Softmax function

The softmax function also referred to as softargmax:184 or normalized exponential, 198 may be a generalization of the logistic function to multiple dimensions.

$$value=1$$ $$value=2$$ $$value=3$$ $$value=4$$ $$value=5$$


$$0.01165623095604$$ $$0.031684920796124$$ $$0.086128544436269$$ $$0.23412165725274$$ $$0.63640864655883$$


$$\normalsize Softmax\ function\ \sigma (\bf z \rm)_{j}$$ $$\\ \sigma (\bf z \rm)_{j} = \Large \frac{e^{z_{j}} }{\displaystyle \sum_{k=1}^{K} e^{z_{k}} } \normalsize \hspace{3px} for\ j = 1,\cdots, K.$$

What is softmax function?

The softmax function also referred to as softargmax:184 or normalized exponential, 198 may be a generalization of the logistic function to multiple dimensions. It utilized in multinomial logistic regression and is usually used because the last activation function of a neural network to normalize the output of a network to a probability distribution over predicted output classes supported Luce's choice axiom.

The softmax function takes as input a vector z of K real numbers and normalizes it into a probability distribution consisting of K probabilities proportional to the exponentials of the input numbers. That is, before applying softmax, some vector components might be negative, or greater than one; and won't sum to 1; but after applying softmax, each component are going to be within the interval {\displaystyle (0,1)}(0,1), and therefore the components will add up to 1, in order that they will be interpreted as probabilities. Furthermore, the larger input components will correspond to larger probabilities.
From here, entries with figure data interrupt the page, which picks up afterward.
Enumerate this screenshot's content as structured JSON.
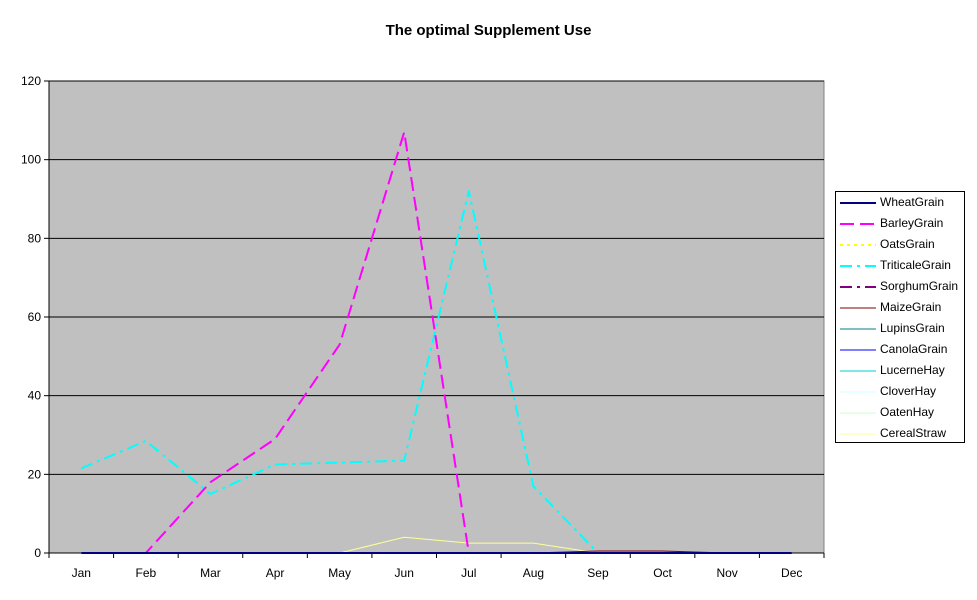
{
  "chart_data": {
    "type": "line",
    "title": "The optimal Supplement Use",
    "xlabel": "",
    "ylabel": "",
    "ylim": [
      0,
      120
    ],
    "yticks": [
      0,
      20,
      40,
      60,
      80,
      100,
      120
    ],
    "grid": true,
    "legend_position": "right",
    "plot_background": "#c0c0c0",
    "categories": [
      "Jan",
      "Feb",
      "Mar",
      "Apr",
      "May",
      "Jun",
      "Jul",
      "Aug",
      "Sep",
      "Oct",
      "Nov",
      "Dec"
    ],
    "series": [
      {
        "name": "WheatGrain",
        "color": "#000080",
        "dash": "solid",
        "width": 2,
        "values": [
          0,
          0,
          0,
          0,
          0,
          0,
          0,
          0,
          0,
          0,
          0,
          0
        ]
      },
      {
        "name": "BarleyGrain",
        "color": "#ff00ff",
        "dash": "longdash",
        "width": 2,
        "values": [
          0,
          0,
          18,
          29,
          53,
          107,
          0,
          0,
          0,
          0,
          0,
          0
        ]
      },
      {
        "name": "OatsGrain",
        "color": "#ffff00",
        "dash": "dot",
        "width": 2,
        "values": [
          0,
          0,
          0,
          0,
          0,
          0,
          0,
          0,
          0,
          0,
          0,
          0
        ]
      },
      {
        "name": "TriticaleGrain",
        "color": "#00ffff",
        "dash": "dashdot",
        "width": 2,
        "values": [
          21.5,
          28.5,
          15,
          22.5,
          23,
          23.5,
          92,
          17,
          0,
          0,
          0,
          0
        ]
      },
      {
        "name": "SorghumGrain",
        "color": "#800080",
        "dash": "dashdot",
        "width": 2,
        "values": [
          0,
          0,
          0,
          0,
          0,
          0,
          0,
          0,
          0,
          0,
          0,
          0
        ]
      },
      {
        "name": "MaizeGrain",
        "color": "#800000",
        "dash": "solid",
        "width": 1,
        "values": [
          0,
          0,
          0,
          0,
          0,
          0,
          0,
          0,
          0.5,
          0.5,
          0,
          0
        ]
      },
      {
        "name": "LupinsGrain",
        "color": "#008080",
        "dash": "solid",
        "width": 1,
        "values": [
          0,
          0,
          0,
          0,
          0,
          0,
          0,
          0,
          0,
          0,
          0,
          0
        ]
      },
      {
        "name": "CanolaGrain",
        "color": "#0000ff",
        "dash": "solid",
        "width": 1,
        "values": [
          0,
          0,
          0,
          0,
          0,
          0,
          0,
          0,
          0,
          0,
          0,
          0
        ]
      },
      {
        "name": "LucerneHay",
        "color": "#00cccc",
        "dash": "solid",
        "width": 1,
        "values": [
          0,
          0,
          0,
          0,
          0,
          0,
          0,
          0,
          0,
          0,
          0,
          0
        ]
      },
      {
        "name": "CloverHay",
        "color": "#ccffff",
        "dash": "solid",
        "width": 1,
        "values": [
          0,
          0,
          0,
          0,
          0,
          0,
          0,
          0,
          0,
          0,
          0,
          0
        ]
      },
      {
        "name": "OatenHay",
        "color": "#ccffcc",
        "dash": "solid",
        "width": 1,
        "values": [
          0,
          0,
          0,
          0,
          0,
          0,
          0,
          0,
          0,
          0,
          0,
          0
        ]
      },
      {
        "name": "CerealStraw",
        "color": "#ffff99",
        "dash": "solid",
        "width": 1,
        "values": [
          0,
          0,
          0,
          0,
          0,
          4,
          2.5,
          2.5,
          0,
          0,
          0,
          0
        ]
      }
    ]
  }
}
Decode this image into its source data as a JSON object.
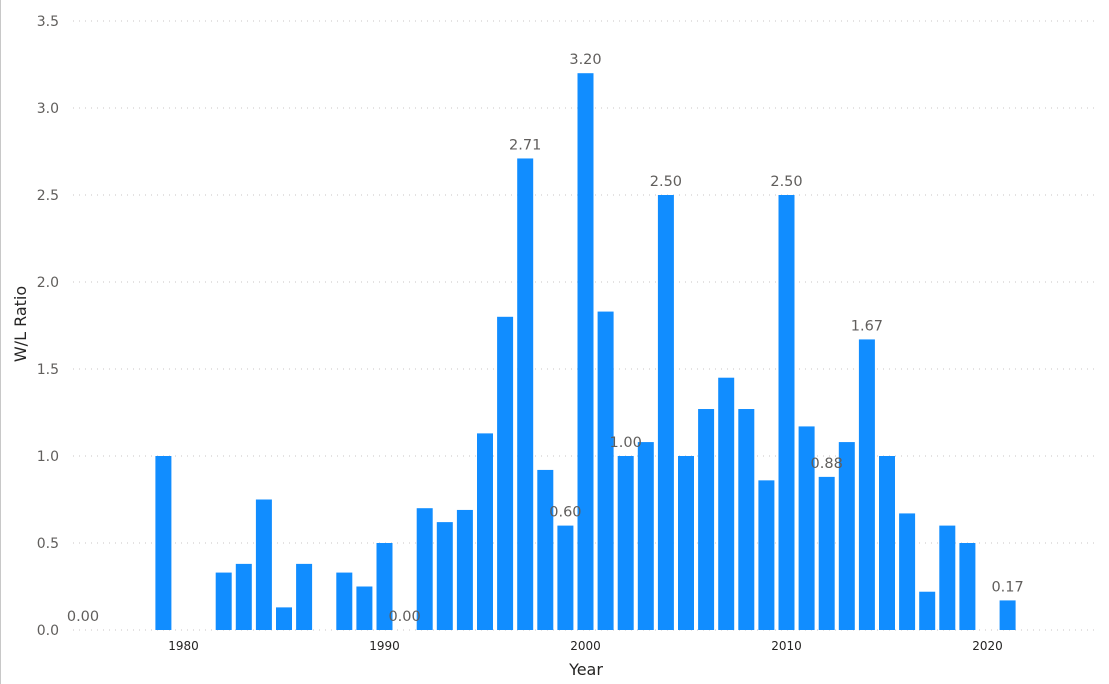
{
  "chart_data": {
    "type": "bar",
    "xlabel": "Year",
    "ylabel": "W/L Ratio",
    "ylim": [
      0,
      3.5
    ],
    "xlim": [
      1974,
      2025
    ],
    "grid": true,
    "bar_color": "#118dff",
    "yticks": [
      "0.0",
      "0.5",
      "1.0",
      "1.5",
      "2.0",
      "2.5",
      "3.0",
      "3.5"
    ],
    "xticks": [
      "1980",
      "1990",
      "2000",
      "2010",
      "2020"
    ],
    "categories": [
      1975,
      1979,
      1982,
      1983,
      1984,
      1985,
      1986,
      1988,
      1989,
      1990,
      1991,
      1992,
      1993,
      1994,
      1995,
      1996,
      1997,
      1998,
      1999,
      2000,
      2001,
      2002,
      2003,
      2004,
      2005,
      2006,
      2007,
      2008,
      2009,
      2010,
      2011,
      2012,
      2013,
      2014,
      2015,
      2016,
      2017,
      2018,
      2019,
      2021
    ],
    "values": [
      0.0,
      1.0,
      0.33,
      0.38,
      0.75,
      0.13,
      0.38,
      0.33,
      0.25,
      0.5,
      0.0,
      0.7,
      0.62,
      0.69,
      1.13,
      1.8,
      2.71,
      0.92,
      0.6,
      3.2,
      1.83,
      1.0,
      1.08,
      2.5,
      1.0,
      1.27,
      1.45,
      1.27,
      0.86,
      2.5,
      1.17,
      0.88,
      1.08,
      1.67,
      1.0,
      0.67,
      0.22,
      0.6,
      0.5,
      0.17
    ],
    "data_labels": [
      {
        "x": 1975,
        "text": "0.00"
      },
      {
        "x": 1991,
        "text": "0.00"
      },
      {
        "x": 1997,
        "text": "2.71"
      },
      {
        "x": 1999,
        "text": "0.60"
      },
      {
        "x": 2000,
        "text": "3.20"
      },
      {
        "x": 2002,
        "text": "1.00"
      },
      {
        "x": 2004,
        "text": "2.50"
      },
      {
        "x": 2010,
        "text": "2.50"
      },
      {
        "x": 2012,
        "text": "0.88"
      },
      {
        "x": 2014,
        "text": "1.67"
      },
      {
        "x": 2021,
        "text": "0.17"
      }
    ]
  }
}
The standard (unit) softmax function is defined by the formula

In words: we apply the quality exponential to every element of the input vector and normalize these values by dividing by the sum of these exponentials; this normalization ensures that the sum of the components of the output vector is 1.

Instead of e, a special base b > 0 is often used; choosing a bigger value of b will create a probability distribution that's more concentrated around the positions of the most important input values. Writing  yields the expressions:

In some fields, the bottom is fixed, like a hard and fast scale, while in others the parameter β is varied.